What are iterators?
SQL Server breaks queries down into a set of fundamental building blocks that we call operators or iterators. Each iterator implements a single basic operation such as scanning data from a table, updating data in a table, filtering or aggregating data, or joining two data sets. In all, there are a few dozen such primitive iterators. Iterators may have one, two, or more children and can be combined into trees which we call query plans. By building appropriate query plans, we can execute any SQL statement. In practice, there are frequently many valid query plans for a given statement. The query optimizer’s job is to find the best (e.g., the cheapest) query plan for a given statement.
How do iterator’s work?
An iterator reads input rows either from a data source such as a table or from its children (if it has any) and produces output rows which it returns to its parent. The output rows that an iterator produces depend on the operation that the iterator performs.
All iterators implement the same set of core methods. For example, the Open method tells an iterator to prepare to produce output rows while the GetRow method requests that an iterator produce a new output row. Because all iterators implement the same methods, iterators are independent of one another. That is, an iterator does not need specialized knowledge of its children (if any) or parent. Consequently, iterators can be easily combined in many different ways and into many different query plans.
When SQL Server executes a query plan, control flows down the tree.
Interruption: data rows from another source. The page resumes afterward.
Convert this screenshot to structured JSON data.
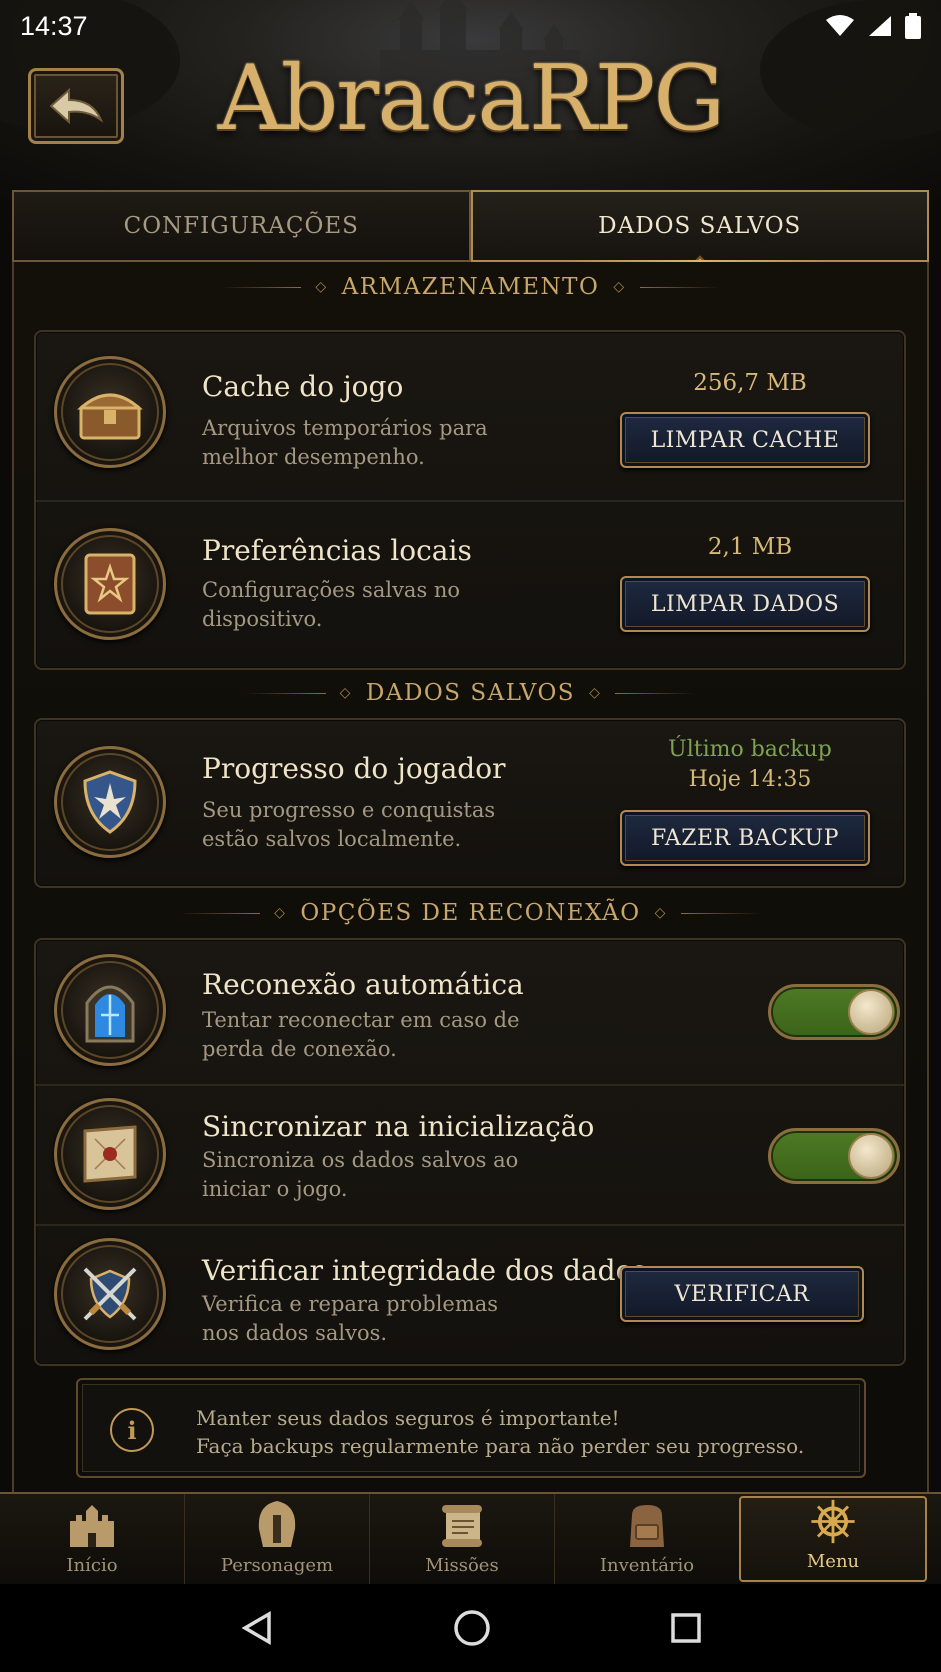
{
  "status_bar": {
    "time": "14:37"
  },
  "app": {
    "title": "AbracaRPG"
  },
  "tabs": [
    {
      "label": "CONFIGURAÇÕES",
      "active": false
    },
    {
      "label": "DADOS SALVOS",
      "active": true
    }
  ],
  "sections": {
    "storage": "ARMAZENAMENTO",
    "saved": "DADOS SALVOS",
    "reconnect": "OPÇÕES DE RECONEXÃO"
  },
  "storage": {
    "cache": {
      "title": "Cache do jogo",
      "desc": "Arquivos temporários para melhor desempenho.",
      "size": "256,7 MB",
      "button": "LIMPAR CACHE"
    },
    "prefs": {
      "title": "Preferências locais",
      "desc": "Configurações salvas no dispositivo.",
      "size": "2,1 MB",
      "button": "LIMPAR DADOS"
    }
  },
  "saved": {
    "progress": {
      "title": "Progresso do jogador",
      "desc": "Seu progresso e conquistas estão salvos localmente.",
      "backup_label": "Último backup",
      "backup_time": "Hoje 14:35",
      "button": "FAZER BACKUP"
    }
  },
  "reconnect": {
    "auto": {
      "title": "Reconexão automática",
      "desc": "Tentar reconectar em caso de perda de conexão.",
      "enabled": true
    },
    "sync": {
      "title": "Sincronizar na inicialização",
      "desc": "Sincroniza os dados salvos ao iniciar o jogo.",
      "enabled": true
    },
    "verify": {
      "title": "Verificar integridade dos dados",
      "desc": "Verifica e repara problemas nos dados salvos.",
      "button": "VERIFICAR"
    }
  },
  "info": {
    "line1": "Manter seus dados seguros é importante!",
    "line2": "Faça backups regularmente para não perder seu progresso."
  },
  "bottom_nav": [
    {
      "label": "Início",
      "icon": "castle-icon",
      "active": false
    },
    {
      "label": "Personagem",
      "icon": "helmet-icon",
      "active": false
    },
    {
      "label": "Missões",
      "icon": "scroll-icon",
      "active": false
    },
    {
      "label": "Inventário",
      "icon": "backpack-icon",
      "active": false
    },
    {
      "label": "Menu",
      "icon": "ship-wheel-icon",
      "active": true
    }
  ],
  "colors": {
    "gold": "#c9a66a",
    "toggle_on": "#4d7a23",
    "button_bg": "#1f2a40",
    "backup_green": "#7ea352"
  }
}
That is, we call the methods Open and GetRow on the iterator at the root of the query plan and these methods propagate down through the tree to the leaf iterators. Data flows or more accurately is pulled up the tree when one iterator calls another iterator’s GetRow method.
A simple example
Consider the following query:
select count(*) from t
The simplest way to execute this query is to scan each row in table [t] and count the rows. SQL Server uses two iterators to achieve this result: one to scan the rows in [t] and another to count them:
<-- count(*) <-- Scan [t]
To execute this query plan, we call Open on the count(*) iterator. The count(*) iterator performs the following tasks in Open:
- it calls Open on the scan iterator which readies the scan to produce rows;
- it calls GetRow repeatedly on the scan, counting the rows returned, and stopping only when GetRow returns that it has reached the end of the scan; and
- it calls Close on the scan iterator to indicate that we are done.
Thus, by the time the count(*) iterator returns from Open, it has already calculated the number of rows in [t]. To complete execution we call GetRow on the count(*) and it returns this result. (Technically, we call GetRow on the count(*) one more time since we do not know that count(*) produces only a single row until we try. The second GetRow call returns that we have reached the end of the result set.)
Note that the count(*) iterator does not care or need to know that it is counting rows from a scan; it will count rows from any sub-tree we put below it regardless of how simple or complex the sub-tree may be.
Finally, the scan is implemented using the aptly named table scan iterator while the count(*) operation is actually implemented using the stream aggregate iterator. I’ll delve into more detail about many of the different iterators supported by SQL Server in future posts.